Andrea Barnard v Honor Early Learning Beenleigh

Case

[2024] FWC 1879

18 JULY 2024


[2024] FWC 1879

FAIR WORK COMMISSION

DECISION

Fair Work Act 2009

s.394—Unfair dismissal

Andrea Barnard
v

Honor Early Learning Beenleigh

(U2024/5999)

DEPUTY PRESIDENT EASTON

SYDNEY, 18 JULY 2024

Application for an unfair dismissal remedy

  1. On 27 May 2024 Ms Andrea Barnard made an unfair dismissal application to the Fair Work Commission under s.394 of the Fair Work Act 2009 (Cth). Ms Barnard advised in the Form F2 Unfair Dismissal Application that she commenced employment with Honor Early Learning Beenleigh 4 months ago and that her dismissal took effect on 27 May 2024.

  1. Sections 382 and 383 of the Act provide that a person can only make an unfair dismissal application if they had completed a minimum period of employment before dismissal. Section 383 of the Act defines the minimum employment period:

383 Meaning of minimum employment period

The minimum employment period is:

(a) if the employer is not a small business employer—6 months ending at the earlier of the following times:

(i) the time when the person is given notice of the dismissal;

(ii) immediately before the dismissal; or

(b) if the employer is a small business employer—one year ending at that time.

  1. A longer minimum employment period, 12 months rather than 6 months, applies to employees of small business employers. In Ms Barnard’s case it does not matter whether Honor Early Learning Beenleigh is a small business employer because she does not appear to have completed the lesser minimum employment period of 6 months

  1. Commission staff sought further information from Ms Barnard about whether she had served the minimum employment period:

(a)On 30 May 2024 Commission staff attempted to call Ms Barnard however she wasn’t able speak and asked that we call her back.

(b)Later that day Commission staff emailed correspondence to Ms Barnard advising her that on the basis of the information provided in the Form F2, she had not served the minimum employment period. The correspondence directed Ms Barnard to file any documents/evidence to support their claim that they had served the required minimum employment period. That correspondence also warned that if they did not contact the Commission within 14 days the application may be dismissed without further notice. An SMS notification was also sent to Barnard’s nominated telephone number requesting that she contact the Commission.

(c)On 17 June 2024 Commission staff attempted to call Ms Barnard however she could not be reached. A voicemail message was left asking that she call back by close of business 18 June 2024.
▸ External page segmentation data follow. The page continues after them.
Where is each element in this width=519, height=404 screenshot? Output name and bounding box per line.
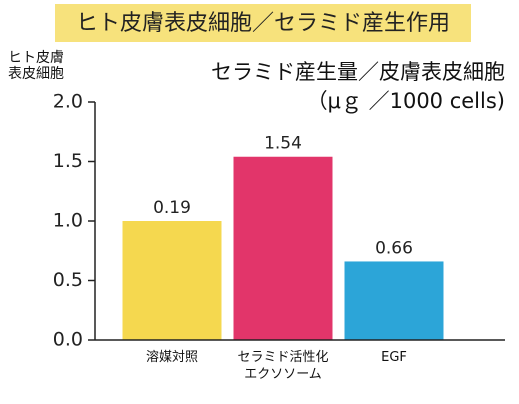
chart-title: ヒト皮膚表皮細胞／セラミド産生作用 (76, 11, 450, 36)
bar (344, 261, 444, 340)
y-tick-label: 2.0 (53, 91, 83, 113)
value-label: 0.19 (153, 198, 191, 218)
value-label: 1.54 (264, 134, 302, 154)
value-label: 0.66 (375, 238, 413, 258)
title-box (55, 4, 471, 42)
x-tick-label: EGF (381, 350, 407, 365)
subtitle: セラミド産生量／皮膚表皮細胞 （μｇ ／1000 cells) (211, 60, 505, 113)
y-tick-label: 1.0 (53, 210, 83, 232)
y-axis-label: ヒト皮膚 表皮細胞 (8, 50, 64, 82)
bar (122, 221, 222, 340)
bar (233, 156, 333, 340)
y-tick-label: 0.5 (53, 269, 83, 291)
y-tick-label: 1.5 (53, 150, 83, 172)
x-tick-label: セラミド活性化 エクソソーム (237, 350, 329, 382)
y-tick-label: 0.0 (53, 329, 83, 351)
x-tick-label: 溶媒対照 (145, 350, 198, 365)
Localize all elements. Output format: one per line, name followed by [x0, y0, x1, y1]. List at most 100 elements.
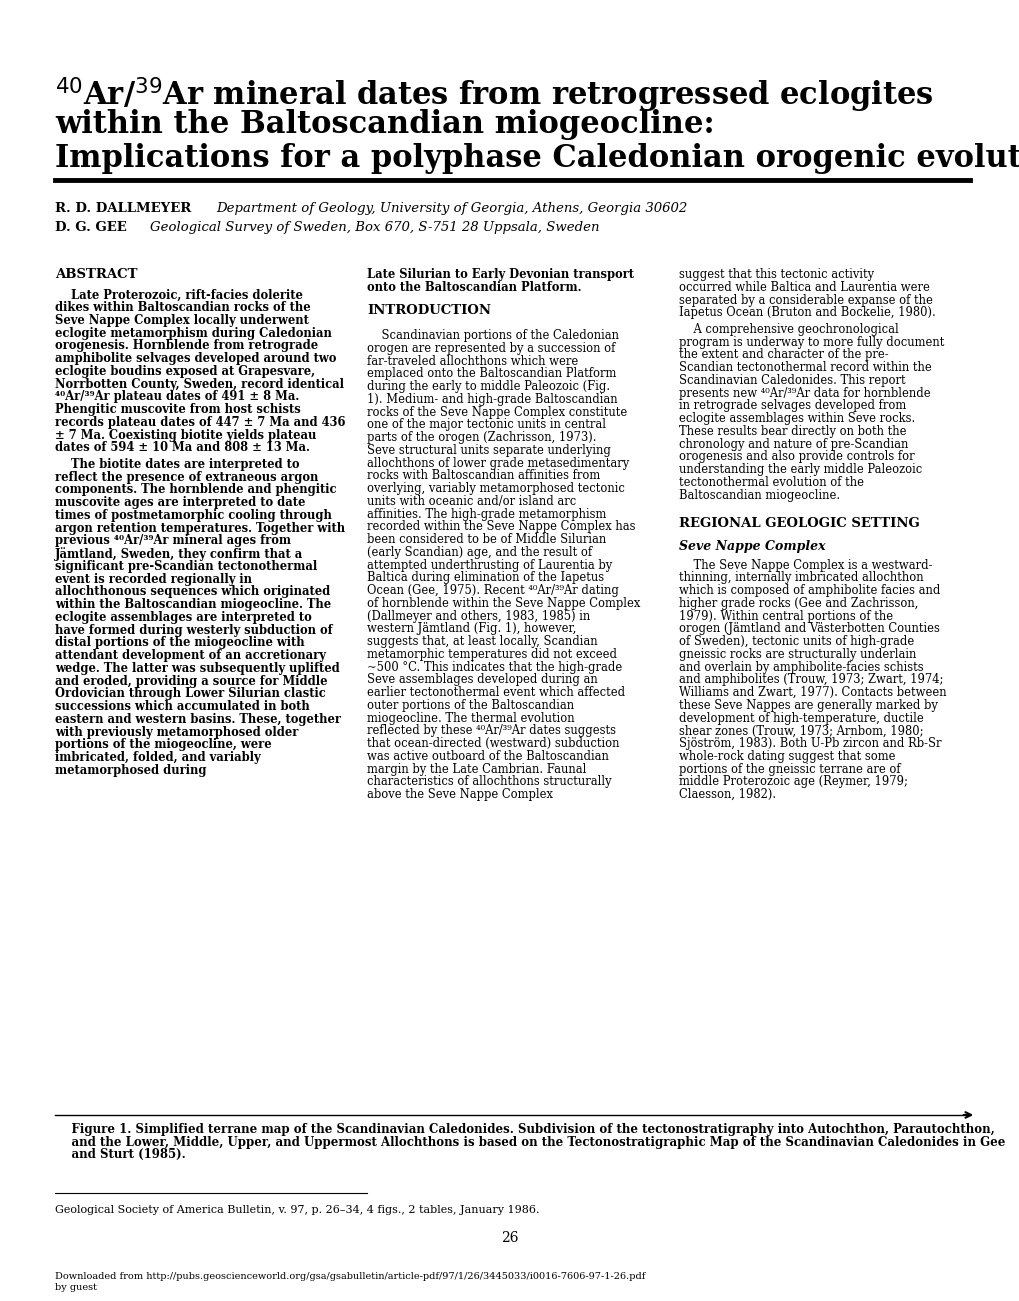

  1. To date Ms Barnard has not provided any further information that supports her eligibility to make the application.

Section 587

  1. The relevant provisions in s.587 of the Act are as follows:

“587  Dismissing applications

(1)   Without limiting when the FWC may dismiss an application, the FWC may dismiss an application if:

(a) the application is not made in accordance with this Act; or

(b) the application is frivolous or vexatious; or

(c) the application has no reasonable prospects of success.

(3) The FWC may dismiss an application:

(a)   on its own initiative; or

(b) on application.

  1. Section 587 allows the Commission to dismiss an application on the Commission’s own initiative in the early stages – subject to affording procedural fairness. Protracted proceedings can be avoided when there is no reasonable prospect of an outcome other than the dismissal of the application. The power under s.587 should be used with caution, particularly if the matter involves complex questions of fact or law, is not available if there are live facts in issue that could affect the outcome of the proceedings (see generally Bond v Carbridge Pty Ltd T/A Carbridge [2024] FWC 1302 at [11]-[16] and the cases cited therein).
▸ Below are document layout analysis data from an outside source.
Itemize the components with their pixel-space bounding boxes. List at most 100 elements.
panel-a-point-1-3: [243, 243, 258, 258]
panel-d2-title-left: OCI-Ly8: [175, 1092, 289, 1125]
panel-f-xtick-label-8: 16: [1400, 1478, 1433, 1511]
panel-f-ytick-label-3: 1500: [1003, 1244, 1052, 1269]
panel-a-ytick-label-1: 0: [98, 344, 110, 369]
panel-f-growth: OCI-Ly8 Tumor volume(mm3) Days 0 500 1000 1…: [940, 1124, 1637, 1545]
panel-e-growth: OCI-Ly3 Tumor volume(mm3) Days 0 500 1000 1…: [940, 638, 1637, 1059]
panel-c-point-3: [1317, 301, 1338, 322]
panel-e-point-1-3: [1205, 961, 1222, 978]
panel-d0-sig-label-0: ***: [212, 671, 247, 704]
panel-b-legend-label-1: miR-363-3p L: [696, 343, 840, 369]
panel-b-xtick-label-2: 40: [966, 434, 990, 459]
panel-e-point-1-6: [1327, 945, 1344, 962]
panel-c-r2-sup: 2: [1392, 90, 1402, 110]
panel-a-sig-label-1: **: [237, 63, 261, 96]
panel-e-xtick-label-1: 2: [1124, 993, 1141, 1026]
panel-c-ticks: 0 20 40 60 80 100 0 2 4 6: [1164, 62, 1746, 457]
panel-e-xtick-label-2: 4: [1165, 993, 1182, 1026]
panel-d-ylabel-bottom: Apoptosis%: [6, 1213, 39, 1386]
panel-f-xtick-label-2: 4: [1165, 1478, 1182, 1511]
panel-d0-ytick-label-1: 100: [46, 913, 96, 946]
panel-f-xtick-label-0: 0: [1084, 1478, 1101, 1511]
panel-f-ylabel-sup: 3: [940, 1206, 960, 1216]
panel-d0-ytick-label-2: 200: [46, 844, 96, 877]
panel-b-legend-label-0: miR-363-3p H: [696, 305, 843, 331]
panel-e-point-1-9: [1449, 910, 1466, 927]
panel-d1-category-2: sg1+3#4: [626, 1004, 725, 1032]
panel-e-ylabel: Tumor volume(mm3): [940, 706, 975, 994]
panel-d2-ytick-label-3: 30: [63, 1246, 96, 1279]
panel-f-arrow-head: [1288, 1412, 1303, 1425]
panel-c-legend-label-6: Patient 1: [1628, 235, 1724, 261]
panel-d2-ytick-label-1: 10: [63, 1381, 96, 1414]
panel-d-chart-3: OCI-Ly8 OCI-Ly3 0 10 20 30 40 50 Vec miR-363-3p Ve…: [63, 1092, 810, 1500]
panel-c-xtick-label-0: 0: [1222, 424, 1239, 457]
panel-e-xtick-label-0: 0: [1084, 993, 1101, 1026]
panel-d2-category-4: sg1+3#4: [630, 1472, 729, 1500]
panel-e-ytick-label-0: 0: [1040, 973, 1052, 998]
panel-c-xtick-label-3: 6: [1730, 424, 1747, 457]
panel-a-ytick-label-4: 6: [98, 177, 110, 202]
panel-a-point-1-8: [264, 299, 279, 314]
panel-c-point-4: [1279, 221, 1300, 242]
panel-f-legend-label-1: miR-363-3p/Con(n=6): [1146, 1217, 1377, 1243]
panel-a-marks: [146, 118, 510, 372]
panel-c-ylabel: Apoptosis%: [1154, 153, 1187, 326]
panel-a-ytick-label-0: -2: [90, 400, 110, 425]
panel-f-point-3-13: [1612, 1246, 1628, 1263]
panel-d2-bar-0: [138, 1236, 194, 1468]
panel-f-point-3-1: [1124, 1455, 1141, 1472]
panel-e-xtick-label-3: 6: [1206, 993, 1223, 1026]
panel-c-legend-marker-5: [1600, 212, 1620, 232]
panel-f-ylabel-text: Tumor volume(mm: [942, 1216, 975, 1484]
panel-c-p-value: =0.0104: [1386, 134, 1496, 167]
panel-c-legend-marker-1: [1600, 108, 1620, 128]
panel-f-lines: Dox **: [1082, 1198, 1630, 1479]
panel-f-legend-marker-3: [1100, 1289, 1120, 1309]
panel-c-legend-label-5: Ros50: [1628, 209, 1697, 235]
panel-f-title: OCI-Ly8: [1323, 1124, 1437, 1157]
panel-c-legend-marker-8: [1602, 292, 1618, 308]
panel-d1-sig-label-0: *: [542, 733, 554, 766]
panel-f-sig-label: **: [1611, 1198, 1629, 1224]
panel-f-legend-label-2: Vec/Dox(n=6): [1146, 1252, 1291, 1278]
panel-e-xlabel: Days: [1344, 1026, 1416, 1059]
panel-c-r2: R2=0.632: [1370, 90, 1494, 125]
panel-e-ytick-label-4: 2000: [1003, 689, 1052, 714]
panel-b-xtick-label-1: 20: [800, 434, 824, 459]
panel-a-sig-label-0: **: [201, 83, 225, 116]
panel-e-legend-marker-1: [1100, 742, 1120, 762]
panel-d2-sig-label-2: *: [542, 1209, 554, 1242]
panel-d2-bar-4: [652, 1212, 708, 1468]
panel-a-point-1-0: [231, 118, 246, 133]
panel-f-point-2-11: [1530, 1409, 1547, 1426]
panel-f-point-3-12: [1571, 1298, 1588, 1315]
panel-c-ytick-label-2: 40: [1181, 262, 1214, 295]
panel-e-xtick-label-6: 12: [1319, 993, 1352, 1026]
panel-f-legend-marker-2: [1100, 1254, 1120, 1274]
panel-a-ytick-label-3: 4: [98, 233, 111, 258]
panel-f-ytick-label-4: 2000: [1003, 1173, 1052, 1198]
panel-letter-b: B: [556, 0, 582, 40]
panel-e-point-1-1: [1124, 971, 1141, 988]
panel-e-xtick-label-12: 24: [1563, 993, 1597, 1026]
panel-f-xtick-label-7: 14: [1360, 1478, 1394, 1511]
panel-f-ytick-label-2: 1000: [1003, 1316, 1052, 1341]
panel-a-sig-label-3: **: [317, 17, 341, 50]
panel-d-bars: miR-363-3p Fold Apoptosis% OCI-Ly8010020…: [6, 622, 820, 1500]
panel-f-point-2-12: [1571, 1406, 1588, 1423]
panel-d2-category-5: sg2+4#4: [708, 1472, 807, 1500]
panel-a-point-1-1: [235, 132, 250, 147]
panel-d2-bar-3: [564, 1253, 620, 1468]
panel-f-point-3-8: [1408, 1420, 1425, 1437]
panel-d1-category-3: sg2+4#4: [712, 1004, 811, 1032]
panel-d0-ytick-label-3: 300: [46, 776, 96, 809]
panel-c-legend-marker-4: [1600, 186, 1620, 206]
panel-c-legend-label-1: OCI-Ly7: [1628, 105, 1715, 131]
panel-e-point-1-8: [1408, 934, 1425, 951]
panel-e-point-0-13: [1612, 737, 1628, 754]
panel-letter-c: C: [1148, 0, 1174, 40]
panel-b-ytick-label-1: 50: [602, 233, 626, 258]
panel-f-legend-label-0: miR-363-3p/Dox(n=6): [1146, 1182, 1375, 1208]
Does Ms Barnard’s application have any reasonable prospects of success?

  1. The Commission cannot consider the fairness of Ms Barnard’s dismissal until it is satisfied that she is eligible to make an unfair dismissal claim.

  1. The information provided by Ms Barnard on her Form F2 application strongly indicates that she is not eligible to make an unfair dismissal application. The Form F2 indicates that Ms Barnard was employed for approximately 4 months.

  1. Ms Barnard was invited by correspondence to provide information that could show that she had in fact completed the minimum employment period. Ms Barnard did not provide any response that was consistent with having served the minimum employment period, nor did any response raise the potential for any dispute about any facts that could change the outcome of her application.

  1. On 10 July 2024 Ms Barnard was also specifically invited to provide submissions on why her matter should not be dismissed under ss. 587(1)(a) or 587(1)(c). An SMS was also sent to Ms Barnard telling her that an important email had been sent. Ms Barnard did not respond to this correspondence.

  1. I am satisfied that Ms Barnard has been able to put her case for consideration on all matters material to the making of the decision to dismiss her application under s.587.

  1. For these reasons I am satisfied that Ms Barnard’s claim has no reasonable prospect of success within the meaning of s.587(1)(c), and that it is appropriate in the circumstances to dismiss her application on the Commission’s own initiative by the facility available in s.587(3)(a).

  1. I have separately made an order to this effect (PR777110).